Wall Street Journal - August 15, 2006
Marilyn Chase, marilyn.chase@wsj.com
Harm reduction is a controversial strategy of providing hopelessly-addicted persons with the means to stay HIV-free -- even if they are unable or unwilling to stop using drugs. Usually this involves prevention in the form of clean-needle exchange, a practice that many people, including conservative politicians in the U.S. and elsewhere, find unacceptable.
Intravenous drug users account for 30% of HIV cases outside Africa, and one-in 10 new infections occurs in people who inject drugs, said Alex Wodak, director of Alcohol and Drug Services at St. Vincent's Hospital Sydney Ltd., in Darlinghurst, NSW, Australia. But medically sound interventions can spare addicts from HIV.
"We've known how to control infections among intravenous drug users for 15 years," Dr. Wodak said.
"The toolkit is simple: education, sterile kits, getting rid of dirty equipment, providing addiction treatment, and involving users not as passive but as active participants."
But there are waiting lists for methadone clinics in many places, and needle-exchange is against the policy of President George W. Bush. But his predecessor Bill Clinton -- once ambivalent about needle exchange -- is now singing a different tune. Asked if he regretted his failure to support needle-exchange to curb the explosion of HIV, Mr. Clinton said yes.
"I was wrong," Mr. Clinton told a packed press conference. "The evidence shows that it doesn't lead to increased drug usage."
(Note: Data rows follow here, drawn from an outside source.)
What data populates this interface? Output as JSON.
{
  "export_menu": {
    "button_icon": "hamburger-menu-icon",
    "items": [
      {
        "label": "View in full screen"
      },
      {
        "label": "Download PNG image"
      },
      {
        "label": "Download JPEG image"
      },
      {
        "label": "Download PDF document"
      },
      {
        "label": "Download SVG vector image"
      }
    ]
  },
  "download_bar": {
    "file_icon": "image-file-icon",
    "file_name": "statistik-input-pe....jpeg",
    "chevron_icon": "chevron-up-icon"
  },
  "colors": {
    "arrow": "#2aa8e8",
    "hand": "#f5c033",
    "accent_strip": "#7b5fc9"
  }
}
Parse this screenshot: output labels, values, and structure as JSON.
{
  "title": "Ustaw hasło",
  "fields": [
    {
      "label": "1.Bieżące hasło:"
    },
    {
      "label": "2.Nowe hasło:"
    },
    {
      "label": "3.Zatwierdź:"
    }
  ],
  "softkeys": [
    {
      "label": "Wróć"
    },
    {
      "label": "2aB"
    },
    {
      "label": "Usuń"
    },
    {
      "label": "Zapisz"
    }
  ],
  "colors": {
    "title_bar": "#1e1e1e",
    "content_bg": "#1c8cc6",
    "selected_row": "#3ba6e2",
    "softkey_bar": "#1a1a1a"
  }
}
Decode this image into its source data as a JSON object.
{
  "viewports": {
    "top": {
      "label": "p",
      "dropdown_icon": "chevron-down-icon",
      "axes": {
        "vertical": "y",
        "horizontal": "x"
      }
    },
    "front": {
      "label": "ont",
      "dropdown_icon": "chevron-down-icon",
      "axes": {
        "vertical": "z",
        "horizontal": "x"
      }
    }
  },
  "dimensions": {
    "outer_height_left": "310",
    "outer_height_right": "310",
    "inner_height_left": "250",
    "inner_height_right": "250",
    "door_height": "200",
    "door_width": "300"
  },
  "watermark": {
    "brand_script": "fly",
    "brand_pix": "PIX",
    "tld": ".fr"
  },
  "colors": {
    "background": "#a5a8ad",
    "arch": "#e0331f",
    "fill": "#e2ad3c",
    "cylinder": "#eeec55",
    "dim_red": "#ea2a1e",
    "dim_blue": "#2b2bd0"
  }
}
Mr. Clinton explained that his administration did allow for state and local governments to pursue "the local option" of adopting the practice, with politically disastrous results. "I was excoriated for it," he said.
Similarly, Mr. Clinton challenged what's known as the anti-prostitution pledge -- the current Administration's policy requiring its partners in the AIDS fight to publicly repudiate the practice of prostitution before undertaking to help affected populations abroad.
"I don't understand how you can go in to a country where there is sex work and not deal with sex workers," he said. Why not go in and say: We disapprove of prostitution but here is the money. Now go save lives?"
He echoed sentiments of other global health officials here who said that saving the health of a prostitute shouldn't be discounted because it ultimately prevents HIV in their patrons, who may be married. This in turn saves health of their wives -- and the mothers of their children -- whose fidelity won't protect them if their husbands bring HIV home. Besides, the former president said, everyone deserves prevention.